Hey everyone! I’m trying to figure out how to make Puppeteer visit a series of URLs one after another. Here’s what I’ve got so far:
const puppeteer = require('puppeteer');
(async () => {
try {
const browser = await puppeteer.launch({headless: true});
const page = await browser.newPage();
await page.goto('example.com/page-0');
await page.waitForSelector('.content-box');
const element = await page.$('.content-box');
const text = await page.evaluate(el => el.textContent, element);
console.log(text + ' - section');
} catch (err) {
console.error('Oops, something went wrong:', err);
}
})();
I want to loop through URLs like:
example.com/page-0
example.com/page-1
example.com/page-2
and so on…
Any ideas on how to make this work? Thanks in advance for your help!
I’ve tackled this issue before in my automation projects. One approach that’s worked well for me is using a generator function to yield URLs. It’s especially handy when you’re dealing with a large number of pages or don’t know the exact count upfront. Here’s a snippet that might help:
function* urlGenerator() {
let i = 0;
while (true) {
yield `example.com/page-${i}`;
i++;
}
}
(async () => {
const browser = await puppeteer.launch({headless: true});
const page = await browser.newPage();
const gen = urlGenerator();
for (let i = 0; i < 10; i++) { // Adjust the number as needed
const url = gen.next().value;
try {
await page.goto(url);
// Your existing code for scraping
console.log(`Processed ${url}`);
} catch (err) {
console.error(`Error processing ${url}:`, err);
break; // Stop if we hit an error, assuming no more pages
}
}
await browser.close();
})();
This method gives you flexibility to keep going until you hit an error or a specific condition. It’s been quite reliable in my experience.
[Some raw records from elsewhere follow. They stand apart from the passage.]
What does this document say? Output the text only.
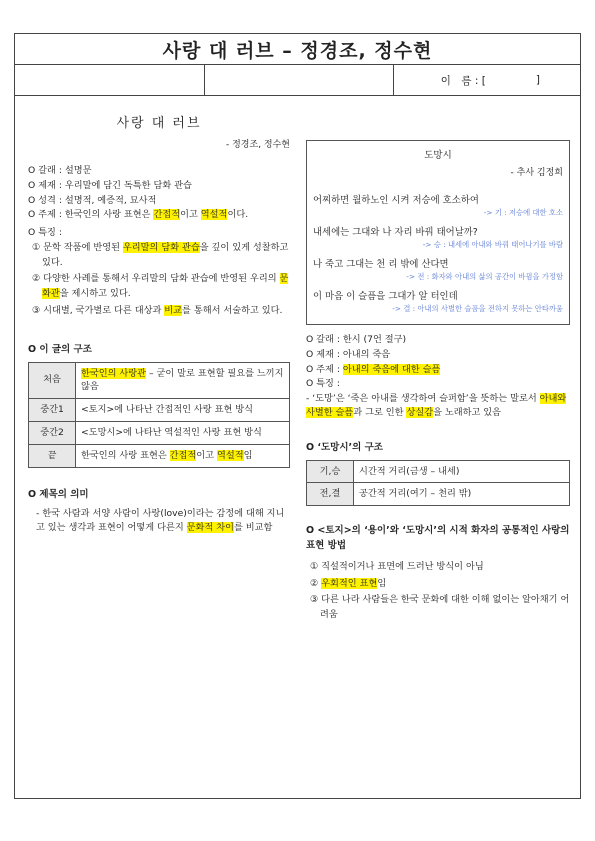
사랑 대 러브 – 정경조, 정수현
이　름 : [	]
사랑 대 러브
- 정경조, 정수현
O 갈래 : 설명문
O 제재 : 우리말에 담긴 독특한 담화 관습
O 성격 : 설명적, 예증적, 묘사적
O 주제 : 한국인의 사랑 표현은 간접적이고 역설적이다.
O 특징 :
① 문학 작품에 반영된 우리말의 담화 관습을 깊이 있게 성찰하고 있다.
② 다양한 사례를 통해서 우리말의 담화 관습에 반영된 우리의 문화관을 제시하고 있다.
③ 시대별, 국가별로 다른 대상과 비교를 통해서 서술하고 있다.
O 이 글의 구조
처음	한국인의 사랑관 – 굳이 말로 표현할 필요를 느끼지 않음
중간1	<토지>에 나타난 간접적인 사랑 표현 방식
중간2	<도망시>에 나타난 역설적인 사랑 표현 방식
끝	한국인의 사랑 표현은 간접적이고 역설적임
O 제목의 의미
- 한국 사람과 서양 사람이 사랑(love)이라는 감정에 대해 지니고 있는 생각과 표현이 어떻게 다른지 문화적 차이를 비교함
도망시
- 추사 김정희
어찌하면 월하노인 시켜 저승에 호소하여
-> 기 : 저승에 대한 호소
내세에는 그대와 나 자리 바꿔 태어날까?
-> 승 : 내세에 아내와 바꿔 태어나기를 바람
나 죽고 그대는 천 리 밖에 산다면
-> 전 : 화자와 아내의 삶의 공간이 바뀜을 가정함
이 마음 이 슬픔을 그대가 알 터인데
-> 결 : 아내의 사별한 슬픔을 전하지 못하는 안타까움
O 갈래 : 한시 (7언 절구)
O 제재 : 아내의 죽음
O 주제 : 아내의 죽음에 대한 슬픔
O 특징 :
- ‘도망’은 ‘죽은 아내를 생각하여 슬퍼함’을 뜻하는 말로서 아내와 사별한 슬픔과 그로 인한 상실감을 노래하고 있음
O ‘도망시’의 구조
기,승	시간적 거리(금생 – 내세)
전,결	공간적 거리(여기 – 천리 밖)
O <토지>의 ‘용이’와 ‘도망시’의 시적 화자의 공통적인 사랑의 표현 방법
① 직설적이거나 표면에 드러난 방식이 아님
② 우회적인 표현임
③ 다른 나라 사람들은 한국 문화에 대한 이해 없이는 알아채기 어려움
hey mike, i’ve done something similar before. you could use a for loop to iterate through the urls. something like:
for (let i = 0; i < 3; i++) {
await page.goto(`example.com/page-${i}`);
// rest of your code here
}
hope that helps! let me know if u need more info
I’ve encountered a similar challenge in my projects. One efficient approach is to use an array of URLs and map through them. Here’s a modification to your code that should work:
const urls = ['example.com/page-0', 'example.com/page-1', 'example.com/page-2'];
(async () => {
const browser = await puppeteer.launch({headless: true});
const page = await browser.newPage();
for (const url of urls) {
try {
await page.goto(url);
await page.waitForSelector('.content-box');
const element = await page.$('.content-box');
const text = await page.evaluate(el => el.textContent, element);
console.log(`${text} - section (${url})`);
} catch (err) {
console.error(`Error processing ${url}:`, err);
}
}
await browser.close();
})();
This method allows for easy URL management and error handling per page. You can expand the urls array as needed.